Vitis Tutorials: AI Engine Development (XD100)

Document ID
XD100
Release Date
2024-12-06
Version
2024.2 English

The figure below shows the processing performed by Stage 1. Here two rounds of butterflies perform local reordering of 4-tuples of consecutive samples. As with Stage 0, SIMD instructions perform a total of 8 parallel comparisons per cycle. Notice the second round of butterfly processing is identical to the single round from Stage 0.

figure

The code block below implements the first round of Stage 1 using AIE API. It uses the same 16-lane vector register along with the aie::max() and aie::min() routines for sample comparison, and the fpshuffle16() intrinsic to perform I/O sample extraction for the “top” and “bottom” samples of each butterfly. Note how AI Engine coding style permits a mixed usage of AIE API and intrinsics in the same code using a common set of AIE API register definitions. This makes it very convenient to “drop down” to intrinsics if necessary from within an AIE API coding framework. Profiling reveals this function requires 27 cycles per invocation.

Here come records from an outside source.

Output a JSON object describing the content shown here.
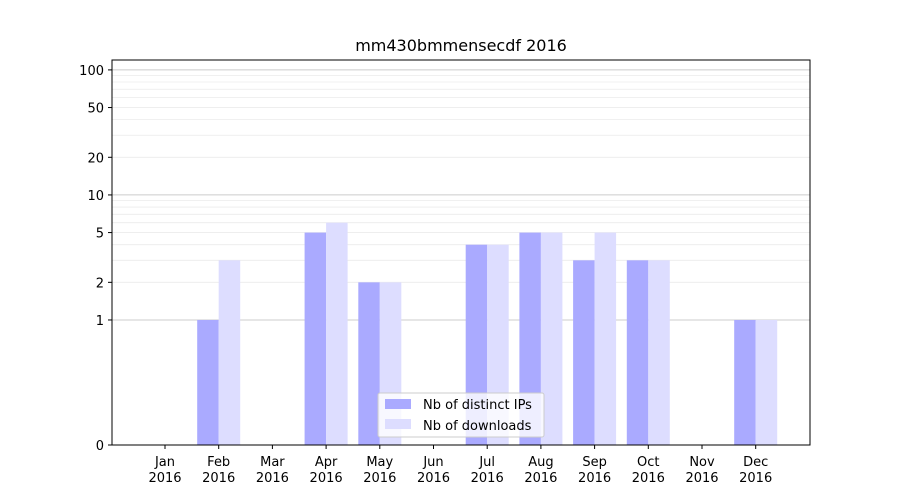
{
  "chart_data": {
    "type": "bar",
    "title": "mm430bmmensecdf 2016",
    "xlabel": "",
    "ylabel": "",
    "categories": [
      [
        "Jan",
        "2016"
      ],
      [
        "Feb",
        "2016"
      ],
      [
        "Mar",
        "2016"
      ],
      [
        "Apr",
        "2016"
      ],
      [
        "May",
        "2016"
      ],
      [
        "Jun",
        "2016"
      ],
      [
        "Jul",
        "2016"
      ],
      [
        "Aug",
        "2016"
      ],
      [
        "Sep",
        "2016"
      ],
      [
        "Oct",
        "2016"
      ],
      [
        "Nov",
        "2016"
      ],
      [
        "Dec",
        "2016"
      ]
    ],
    "series": [
      {
        "name": "Nb of distinct IPs",
        "color": "#aaaaff",
        "values": [
          0,
          1,
          0,
          5,
          2,
          0,
          4,
          5,
          3,
          3,
          0,
          1
        ]
      },
      {
        "name": "Nb of downloads",
        "color": "#ddddff",
        "values": [
          0,
          3,
          0,
          6,
          2,
          0,
          4,
          5,
          5,
          3,
          0,
          1
        ]
      }
    ],
    "y_scale": "symlog",
    "yticks": [
      0,
      1,
      2,
      5,
      10,
      20,
      50,
      100
    ],
    "ylim": [
      0,
      120
    ],
    "grid": true,
    "legend_position": "bottom-center"
  }
}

void __attribute__((noinline)) bitonic_fp16::stage1a( aie::vector<float,16>& vec )
{
  static constexpr unsigned BFLY_STAGE1a_TOP_I = 0xDC985410;
  static constexpr unsigned BFLY_STAGE1a_BOT_I = 0xEFAB6723;
  static constexpr unsigned BFLY_STAGE1a_TOP_O = 0xAB328910;
  static constexpr unsigned BFLY_STAGE1a_BOT_O = 0xEF76CD54;
  vec = fpshuffle16(vec,0,BFLY_STAGE1a_TOP_I,BFLY_STAGE1a_BOT_I);
  aie::vector<float,8>  v_top = vec.extract<8>(0);
  aie::vector<float,8>  v_bot = vec.extract<8>(1);
  aie::vector<float,8>  v_mx = aie::max(v_top, v_bot);
  aie::vector<float,8>  v_mn = aie::min(v_top, v_bot);
  vec = aie::concat(v_mn,v_mx);
  vec = fpshuffle16(vec,0,BFLY_STAGE1a_TOP_O,BFLY_STAGE1a_BOT_O);
}